自費で寒鶯亭の上がり框を補修した永井忠さん=多久市多久町

元の素材を生かし、補修された寒鶯亭の柱。左は100年近く風雨にさらされて朽ち始め、シロアリ被害も見られた柱=多久市多久町

 炭鉱王・高取伊好(これよし)が大正時代に寄贈した歴史的建造物「寒鶯(かんおう)亭」(多久市多久町)の上がり框(かまち)が長年の風雨で傷みが激しくなり、近くの建築業永井忠さん(77)が自費で補修した。建物は国登録有形文化財や県遺産に指定されており、県や市との手続きを経ながら工事を終えた永井さんは「いまだ地域の集会に使われる現役の建物。地元の偉人が贈ってくれた宝物で、(けがするなど)地域住民にもしものことがあったらいけなかった」と胸をなで下ろしている。

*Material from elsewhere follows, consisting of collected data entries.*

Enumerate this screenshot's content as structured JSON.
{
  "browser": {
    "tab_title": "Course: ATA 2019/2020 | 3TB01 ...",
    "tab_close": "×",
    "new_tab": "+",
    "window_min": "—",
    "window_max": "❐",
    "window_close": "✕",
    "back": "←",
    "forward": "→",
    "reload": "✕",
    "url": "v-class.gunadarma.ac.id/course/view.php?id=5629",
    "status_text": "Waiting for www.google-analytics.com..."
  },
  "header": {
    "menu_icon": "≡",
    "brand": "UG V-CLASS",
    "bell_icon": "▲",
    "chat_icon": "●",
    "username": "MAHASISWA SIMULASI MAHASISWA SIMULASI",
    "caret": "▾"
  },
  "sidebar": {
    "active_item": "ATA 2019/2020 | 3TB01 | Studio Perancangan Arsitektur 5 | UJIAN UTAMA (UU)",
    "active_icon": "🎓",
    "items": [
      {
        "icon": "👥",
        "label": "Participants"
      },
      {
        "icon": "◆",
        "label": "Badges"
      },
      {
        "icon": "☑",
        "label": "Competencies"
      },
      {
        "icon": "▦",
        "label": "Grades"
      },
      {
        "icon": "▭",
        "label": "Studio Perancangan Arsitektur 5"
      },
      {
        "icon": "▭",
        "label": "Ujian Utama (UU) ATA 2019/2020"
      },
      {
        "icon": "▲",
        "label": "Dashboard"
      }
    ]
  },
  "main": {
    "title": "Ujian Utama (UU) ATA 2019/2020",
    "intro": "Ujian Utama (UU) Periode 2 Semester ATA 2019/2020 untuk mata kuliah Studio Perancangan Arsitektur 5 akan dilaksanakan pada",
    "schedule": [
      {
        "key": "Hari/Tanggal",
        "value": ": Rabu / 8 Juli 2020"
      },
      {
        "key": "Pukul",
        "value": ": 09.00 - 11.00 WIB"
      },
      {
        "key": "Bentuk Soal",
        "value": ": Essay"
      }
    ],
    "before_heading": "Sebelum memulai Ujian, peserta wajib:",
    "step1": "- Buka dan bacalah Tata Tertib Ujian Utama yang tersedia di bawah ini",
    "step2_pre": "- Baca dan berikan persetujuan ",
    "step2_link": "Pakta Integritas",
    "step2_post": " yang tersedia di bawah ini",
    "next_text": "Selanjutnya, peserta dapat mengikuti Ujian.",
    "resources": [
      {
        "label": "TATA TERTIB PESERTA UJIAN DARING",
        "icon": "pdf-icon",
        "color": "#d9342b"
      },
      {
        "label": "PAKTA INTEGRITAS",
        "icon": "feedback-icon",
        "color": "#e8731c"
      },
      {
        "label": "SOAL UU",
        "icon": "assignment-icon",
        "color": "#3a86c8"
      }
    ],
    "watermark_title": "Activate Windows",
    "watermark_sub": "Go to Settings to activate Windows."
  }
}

 寒鶯亭は1922(大正11)年、れんが建ての図書館や西渓公園とともに村の公会堂として建設された。瓦(かわら)の葺(ふ)き替え以外、本格的な改修工事はなく、当時のままの姿を残している。

 今春、地区の高齢者の集まりで使用したところ、階段の上がり框の板がたわみ、床を踏み抜く危険性が出てきた。永井さんらが調べたところ、板は朽廃が進みシロアリも確認された。

 永井さんは半世紀以上前、寒鶯亭であった成人式に出席し、さらに実父で大工だった十一さんが建築に携わるなど、寒鶯亭とは幼少時から強い結びつきがある。「このまま見過ごせば、老朽化を理由に将来は取り壊される可能性もある」と考え、市に「自らの手で工事をしたい」と申し出た。

 建物は文化財指定もあり、県からは「現在に残る資材を生かした改修を」という厳しい条件のもと6月から約1カ月をかけ、地元の建築仲間と一緒に工事を進めた。朽ちた板を一枚ずつ行政関係者に見せながら、同じ材質の新しい資材を慎重に選び張り替えた。

 板の色以外は、以前の構えと変わりなく、永井さんは「長い年月がたてば、改修した木材の色も周囲ととけ込んでいく」と語る。「改修箇所以外にも、傷みが激しい所がある。地元の偉人の贈り物を後の世代に使ってもらうためにも、命のある限り自分の手で何とかしたい」と話している。